Oil Prices Rise to Highest in Nine Months
The international prices of crude oil rebounded yesterday, surging above the $50 per barrel mark, the highest since March when the market started recording a downward spiral due to the COVID-19 pandemic and the price war between Russia and Saudi Arabia.
However, the recent surge seen in oil prices is largely attributed to a substantial drop in the United States’ crude oil inventories coupled with strong hopes that the country’s lawmakers will pass the latest stimulus deal.
Brent crude futures, Nigeria’s preferred measure and pricing model , gained 0.92 per cent to close at $51.55 per barrel and West Texas Intermediate futures increased by 1 per cent to trade at $48.30, trading at their highest levels since early March.
The most recent US crude oil inventory numbers excited many oil traders enough to increase their buying momentum, keeping both oil major benchmarks above $48/barrel.
The last time oil traded above the $50 region was on March 4, 2020, when it traded at $51.13 before the deadly blow dealt on the market by the lockdowns.

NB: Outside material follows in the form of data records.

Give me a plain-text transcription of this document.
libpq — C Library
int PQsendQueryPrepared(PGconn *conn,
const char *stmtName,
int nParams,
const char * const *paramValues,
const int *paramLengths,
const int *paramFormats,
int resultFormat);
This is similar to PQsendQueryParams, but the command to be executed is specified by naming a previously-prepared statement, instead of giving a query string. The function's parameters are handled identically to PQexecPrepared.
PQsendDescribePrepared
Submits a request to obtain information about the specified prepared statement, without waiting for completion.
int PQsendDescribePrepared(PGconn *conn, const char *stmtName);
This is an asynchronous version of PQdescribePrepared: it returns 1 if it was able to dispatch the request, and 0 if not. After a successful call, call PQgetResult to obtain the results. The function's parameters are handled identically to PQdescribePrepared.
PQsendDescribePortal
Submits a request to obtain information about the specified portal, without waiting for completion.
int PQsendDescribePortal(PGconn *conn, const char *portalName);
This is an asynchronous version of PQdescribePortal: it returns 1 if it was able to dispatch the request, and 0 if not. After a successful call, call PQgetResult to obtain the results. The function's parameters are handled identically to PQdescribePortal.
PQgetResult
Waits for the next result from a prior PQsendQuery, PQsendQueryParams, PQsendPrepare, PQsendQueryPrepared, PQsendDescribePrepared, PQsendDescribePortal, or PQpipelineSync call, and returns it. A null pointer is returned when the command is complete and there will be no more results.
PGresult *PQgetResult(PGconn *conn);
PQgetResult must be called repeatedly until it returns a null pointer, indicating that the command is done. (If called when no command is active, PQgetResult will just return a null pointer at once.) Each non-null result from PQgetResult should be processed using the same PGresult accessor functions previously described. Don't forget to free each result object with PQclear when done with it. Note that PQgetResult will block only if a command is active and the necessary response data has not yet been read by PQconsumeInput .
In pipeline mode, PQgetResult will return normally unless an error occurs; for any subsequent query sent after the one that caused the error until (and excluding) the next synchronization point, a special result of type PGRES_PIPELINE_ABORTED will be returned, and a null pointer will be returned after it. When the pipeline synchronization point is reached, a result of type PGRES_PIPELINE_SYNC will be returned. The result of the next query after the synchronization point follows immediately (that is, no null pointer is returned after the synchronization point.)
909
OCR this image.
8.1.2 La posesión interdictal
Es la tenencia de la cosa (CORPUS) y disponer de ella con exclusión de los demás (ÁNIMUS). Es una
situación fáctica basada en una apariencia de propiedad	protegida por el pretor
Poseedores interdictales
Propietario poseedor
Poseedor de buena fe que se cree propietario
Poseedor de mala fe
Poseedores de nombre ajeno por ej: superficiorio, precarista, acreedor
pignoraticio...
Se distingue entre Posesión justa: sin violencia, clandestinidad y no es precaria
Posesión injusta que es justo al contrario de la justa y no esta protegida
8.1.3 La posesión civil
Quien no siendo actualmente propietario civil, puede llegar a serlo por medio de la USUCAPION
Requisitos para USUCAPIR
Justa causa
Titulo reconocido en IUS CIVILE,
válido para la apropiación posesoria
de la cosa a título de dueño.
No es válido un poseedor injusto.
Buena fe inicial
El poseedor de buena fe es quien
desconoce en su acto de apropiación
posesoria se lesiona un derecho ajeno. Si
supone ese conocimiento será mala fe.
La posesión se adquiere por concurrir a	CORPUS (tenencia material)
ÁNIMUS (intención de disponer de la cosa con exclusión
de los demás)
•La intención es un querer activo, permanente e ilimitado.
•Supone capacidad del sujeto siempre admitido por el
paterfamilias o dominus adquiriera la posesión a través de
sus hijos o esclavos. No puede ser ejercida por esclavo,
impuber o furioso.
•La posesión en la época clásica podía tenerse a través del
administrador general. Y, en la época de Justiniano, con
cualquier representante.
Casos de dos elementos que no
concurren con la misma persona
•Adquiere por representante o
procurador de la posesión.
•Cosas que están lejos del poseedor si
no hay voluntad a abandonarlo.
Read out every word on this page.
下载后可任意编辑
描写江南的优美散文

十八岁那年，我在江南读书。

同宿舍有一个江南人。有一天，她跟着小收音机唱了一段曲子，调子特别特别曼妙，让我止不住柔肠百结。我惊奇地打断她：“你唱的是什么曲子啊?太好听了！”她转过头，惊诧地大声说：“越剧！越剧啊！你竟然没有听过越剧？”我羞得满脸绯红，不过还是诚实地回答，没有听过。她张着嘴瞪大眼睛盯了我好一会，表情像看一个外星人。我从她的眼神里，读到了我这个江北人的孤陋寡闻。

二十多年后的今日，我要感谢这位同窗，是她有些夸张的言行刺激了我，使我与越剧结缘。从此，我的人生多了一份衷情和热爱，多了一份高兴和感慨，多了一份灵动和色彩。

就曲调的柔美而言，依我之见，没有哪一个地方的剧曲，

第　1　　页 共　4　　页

However, it is both good and bad news for Nigeria as crude oil accounts for half of the government’s income and about 90 percent of Nigeria’s foreign exchange earnings.
In contrast, given historical figures since March when the market was deregulated, Nigerians may pay more for petrol at the pumps from January.
Since the end of October, oil has gone up more than 30 per cent on the hopes of the rollout of COVID-19 vaccines, which has led to a sustained recovery in demand, but the market is still facing some near-term hurdles including more supply from OPEC+ next month.
However, oil prices are expected to rise to an average of $44 per barrel next year and $50 a barrel in 2022, up from an expected $41 in 2020, the World Bank said in its latest report on Russia.
According to the bank, the COVID-19 pandemic will continue to impact global oil demand, with consumption still below pre-pandemic levels next year while oil consumption is expected to remain around five per cent lower than in 2019 by the end of 2021.
Vaccinations in 2021 could put the global economy on a path to sustained recovery and to a decline in poverty, but risks are tilted to the downside, according to the bank.
To curtail the surging supply and curb the glut in the market, the Organisation of Petroleum Exporting Countries (OPEC) in agreement with its non-OPEC member allies, had agreed on production curtailments since May, which have positively impacted the prices.